Tahukah Anda? Kemenkum Sulteng Serahkan Dua Sertifikat KIK Poso, Lindungi Budaya Tari Tende Bomba dan Patung Langke Bulawa
Kemenkum Sulteng resmi menyerahkan dua Sertifikat KIK Poso untuk Tari Tende Bomba dan Patung Langke Bulawa. Langkah ini penting untuk menjaga warisan budaya dari klaim pihak tak bertanggung jawab.
Kantor Wilayah Kementerian Hukum (Kemenkum) Sulawesi Tengah baru-baru ini menyerahkan dua sertifikat Kekayaan Intelektual Komunal (KIK). Penyerahan ini dilakukan kepada Pemerintah Kabupaten Poso.
Momen penting ini berlangsung di Poso pada Festival Danau Poso (FDP) 2025. Penyerahan sertifikat KIK Poso ini bertujuan untuk melindungi warisan budaya lokal.
Kepala Kanwil Kemenkum Sulteng, Rakhmat Renaldy, menyatakan bahwa perlindungan KIK sangat krusial. Ini menjaga identitas budaya di tengah modernisasi serta potensi eksploitasi.
Perlindungan Hukum untuk Warisan Budaya Poso
Dua sertifikat KIK Poso yang diserahkan meliputi Ekspresi Budaya Tari Tende Bomba dan Patung Langke Bulawa. Dengan sertifikasi ini, budaya Poso kini terlindungi secara hukum.
Rakhmat Renaldy menegaskan bahwa ini bukan hanya kebanggaan daerah semata. Ini adalah upaya memastikan warisan budaya tidak diklaim atau dimanfaatkan secara tidak sah.
Kehadiran Kemenkum Sulteng di Festival Danau Poso menunjukkan komitmen negara. Ini merupakan bukti nyata dalam penguatan ekosistem budaya lokal di daerah.
Kemenkum terus mendorong pemerintah daerah untuk mencatat budaya lainnya. Tujuannya agar semakin banyak aset budaya terdokumentasi dan terlindungi hukum melalui KIK.

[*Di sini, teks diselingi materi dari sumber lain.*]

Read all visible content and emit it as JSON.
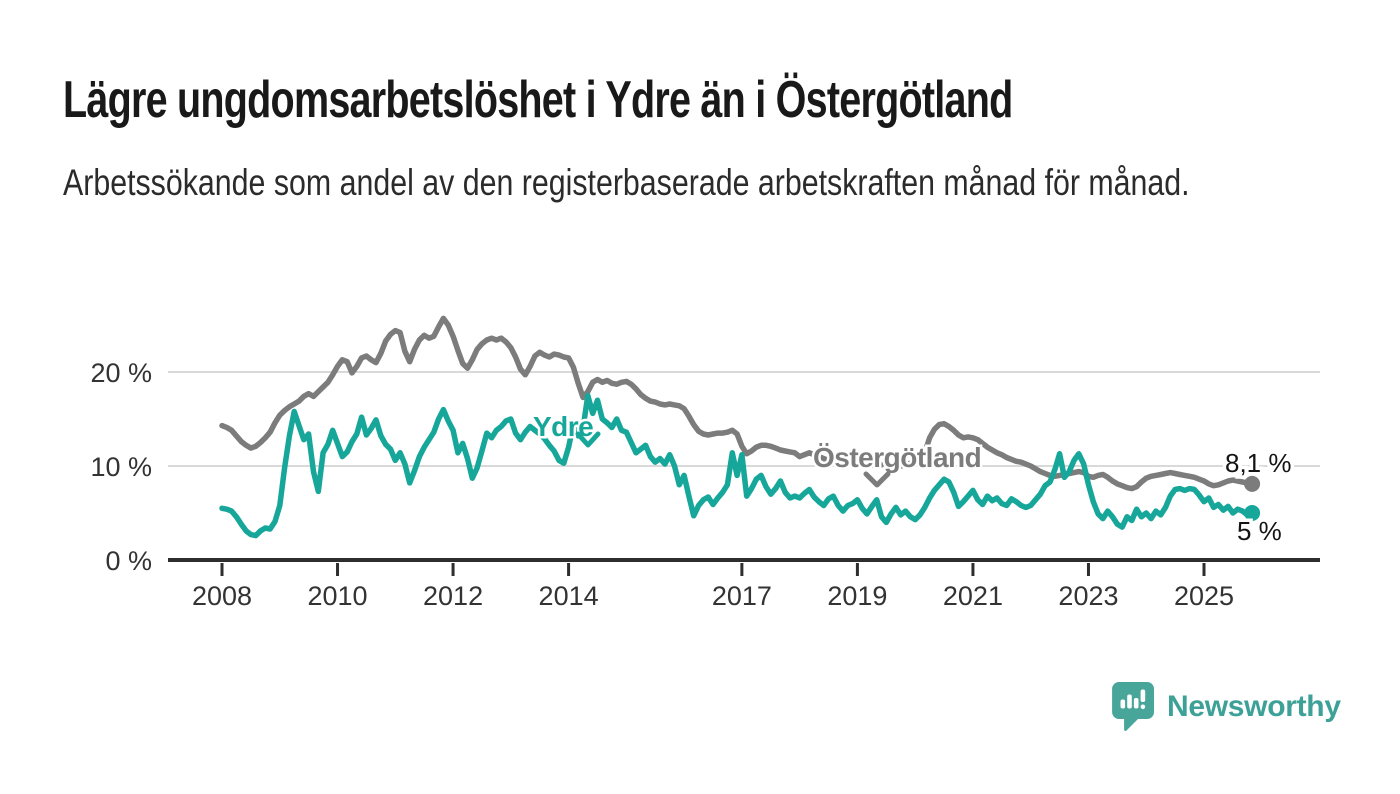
{
  "header": {
    "title": "Lägre ungdomsarbetslöshet i Ydre än i Östergötland",
    "subtitle": "Arbetssökande som andel av den registerbaserade arbetskraften månad för månad."
  },
  "footer": {
    "brand": "Newsworthy",
    "logo_icon": "newsworthy-bubble-barchart-icon"
  },
  "colors": {
    "ydre_teal": "#17a79a",
    "ostergotland_gray": "#7c7c7c",
    "grid": "#d9d9d9",
    "axis": "#2e2e2e",
    "logo_teal": "#47a59a"
  },
  "chart_data": {
    "type": "line",
    "unit": "%",
    "frequency_points_per_year": 12,
    "x_start_year": 2008.0,
    "x_end_year": 2025.833,
    "xlim": [
      2008,
      2025.92
    ],
    "ylim": [
      0,
      27
    ],
    "grid": "horizontal",
    "legend_position": "inline-labels",
    "x_ticks": [
      {
        "year": 2008,
        "label": "2008"
      },
      {
        "year": 2010,
        "label": "2010"
      },
      {
        "year": 2012,
        "label": "2012"
      },
      {
        "year": 2014,
        "label": "2014"
      },
      {
        "year": 2017,
        "label": "2017"
      },
      {
        "year": 2019,
        "label": "2019"
      },
      {
        "year": 2021,
        "label": "2021"
      },
      {
        "year": 2023,
        "label": "2023"
      },
      {
        "year": 2025,
        "label": "2025"
      }
    ],
    "y_ticks": [
      {
        "value": 0,
        "label": "0 %"
      },
      {
        "value": 10,
        "label": "10 %"
      },
      {
        "value": 20,
        "label": "20 %"
      }
    ],
    "series": [
      {
        "name": "Ydre",
        "color": "#17a79a",
        "end_label": "5 %",
        "last_value": 5.0,
        "values": [
          5.5,
          5.4,
          5.2,
          4.6,
          3.8,
          3.1,
          2.7,
          2.6,
          3.1,
          3.4,
          3.3,
          4.1,
          5.8,
          9.8,
          13.2,
          15.8,
          14.3,
          12.8,
          13.4,
          9.4,
          7.3,
          11.4,
          12.3,
          13.8,
          12.4,
          11.0,
          11.5,
          12.6,
          13.4,
          15.2,
          13.3,
          14.0,
          14.9,
          13.2,
          12.3,
          11.8,
          10.6,
          11.4,
          10.2,
          8.2,
          9.5,
          11.0,
          12.0,
          12.8,
          13.6,
          15.0,
          16.0,
          14.8,
          13.8,
          11.4,
          12.4,
          10.8,
          8.7,
          9.8,
          11.6,
          13.5,
          13.0,
          13.8,
          14.2,
          14.8,
          15.0,
          13.5,
          12.8,
          13.6,
          14.2,
          13.8,
          13.4,
          12.9,
          12.2,
          11.6,
          10.6,
          10.3,
          12.0,
          14.4,
          13.2,
          14.0,
          17.5,
          15.6,
          17.0,
          15.0,
          14.6,
          14.1,
          15.0,
          13.8,
          13.6,
          12.5,
          11.4,
          11.8,
          12.2,
          11.0,
          10.4,
          10.8,
          10.2,
          11.2,
          10.0,
          8.0,
          9.0,
          6.8,
          4.7,
          5.8,
          6.4,
          6.7,
          5.9,
          6.6,
          7.2,
          8.0,
          11.4,
          9.0,
          11.2,
          6.8,
          7.6,
          8.6,
          9.0,
          7.8,
          7.0,
          7.6,
          8.4,
          7.2,
          6.6,
          6.8,
          6.6,
          7.1,
          7.5,
          6.7,
          6.2,
          5.8,
          6.5,
          6.8,
          5.8,
          5.2,
          5.8,
          6.0,
          6.4,
          5.5,
          4.9,
          5.7,
          6.4,
          4.6,
          4.0,
          4.9,
          5.6,
          4.8,
          5.2,
          4.6,
          4.3,
          4.8,
          5.6,
          6.6,
          7.4,
          8.0,
          8.6,
          8.3,
          7.2,
          5.7,
          6.2,
          6.8,
          7.4,
          6.4,
          5.9,
          6.8,
          6.3,
          6.6,
          6.0,
          5.8,
          6.5,
          6.2,
          5.8,
          5.6,
          5.8,
          6.4,
          7.0,
          7.9,
          8.3,
          9.6,
          11.3,
          8.8,
          9.4,
          10.6,
          11.3,
          10.2,
          8.0,
          6.2,
          4.9,
          4.4,
          5.2,
          4.6,
          3.8,
          3.5,
          4.6,
          4.2,
          5.4,
          4.6,
          5.0,
          4.4,
          5.2,
          4.8,
          5.6,
          6.8,
          7.5,
          7.6,
          7.4,
          7.6,
          7.5,
          6.9,
          6.2,
          6.6,
          5.6,
          5.9,
          5.3,
          5.7,
          5.0,
          5.4,
          5.2,
          4.8,
          5.0
        ]
      },
      {
        "name": "Östergötland",
        "color": "#7c7c7c",
        "end_label": "8,1 %",
        "last_value": 8.1,
        "values": [
          14.3,
          14.1,
          13.8,
          13.2,
          12.6,
          12.2,
          11.9,
          12.1,
          12.5,
          13.0,
          13.6,
          14.6,
          15.4,
          15.9,
          16.3,
          16.6,
          16.9,
          17.4,
          17.7,
          17.4,
          17.9,
          18.4,
          18.9,
          19.7,
          20.6,
          21.3,
          21.1,
          19.9,
          20.6,
          21.5,
          21.7,
          21.3,
          21.0,
          22.0,
          23.3,
          24.0,
          24.4,
          24.2,
          22.2,
          21.1,
          22.4,
          23.4,
          23.9,
          23.6,
          23.8,
          24.8,
          25.7,
          25.0,
          23.8,
          22.3,
          20.9,
          20.4,
          21.3,
          22.4,
          23.0,
          23.4,
          23.6,
          23.4,
          23.6,
          23.2,
          22.6,
          21.6,
          20.3,
          19.7,
          20.6,
          21.7,
          22.1,
          21.8,
          21.6,
          21.9,
          21.8,
          21.6,
          21.5,
          20.5,
          18.8,
          17.3,
          17.9,
          18.9,
          19.2,
          18.9,
          19.1,
          18.8,
          18.7,
          18.9,
          19.0,
          18.7,
          18.2,
          17.6,
          17.2,
          16.9,
          16.8,
          16.6,
          16.5,
          16.6,
          16.5,
          16.4,
          16.1,
          15.3,
          14.4,
          13.7,
          13.4,
          13.3,
          13.4,
          13.5,
          13.5,
          13.6,
          13.8,
          13.4,
          12.1,
          11.3,
          11.6,
          12.0,
          12.2,
          12.2,
          12.1,
          11.9,
          11.7,
          11.6,
          11.5,
          11.4,
          11.0,
          11.2,
          11.4,
          11.2,
          11.0,
          10.8,
          10.6,
          10.4,
          10.3,
          10.3,
          10.4,
          10.5,
          10.6,
          10.4,
          10.2,
          10.1,
          10.0,
          10.1,
          10.2,
          10.1,
          10.0,
          10.0,
          10.1,
          10.3,
          10.4,
          10.6,
          11.4,
          13.0,
          13.9,
          14.4,
          14.5,
          14.2,
          13.8,
          13.3,
          13.0,
          13.1,
          13.0,
          12.8,
          12.4,
          12.0,
          11.7,
          11.4,
          11.2,
          10.9,
          10.7,
          10.5,
          10.4,
          10.2,
          10.0,
          9.7,
          9.4,
          9.2,
          9.0,
          8.9,
          9.0,
          9.1,
          9.2,
          9.3,
          9.4,
          9.3,
          8.9,
          8.8,
          9.0,
          9.1,
          8.8,
          8.4,
          8.1,
          7.9,
          7.7,
          7.6,
          7.8,
          8.3,
          8.7,
          8.9,
          9.0,
          9.1,
          9.2,
          9.3,
          9.2,
          9.1,
          9.0,
          8.9,
          8.8,
          8.6,
          8.4,
          8.1,
          7.9,
          8.0,
          8.2,
          8.4,
          8.5,
          8.4,
          8.3,
          8.2,
          8.1
        ]
      }
    ]
  }
}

Mengenal Tari Tende Bomba dan Patung Langke Bulawa
Tari Tende Bomba adalah ekspresi budaya tradisional masyarakat Poso yang kaya makna. Tarian ini sering ditampilkan dalam acara adat, ritual, dan penyambutan tamu kehormatan.
Tarian ini dikenal dengan gerakan lembut dan sarat filosofi. Gerakannya melambangkan rasa syukur, penghormatan, serta keharmonisan hidup masyarakat Poso.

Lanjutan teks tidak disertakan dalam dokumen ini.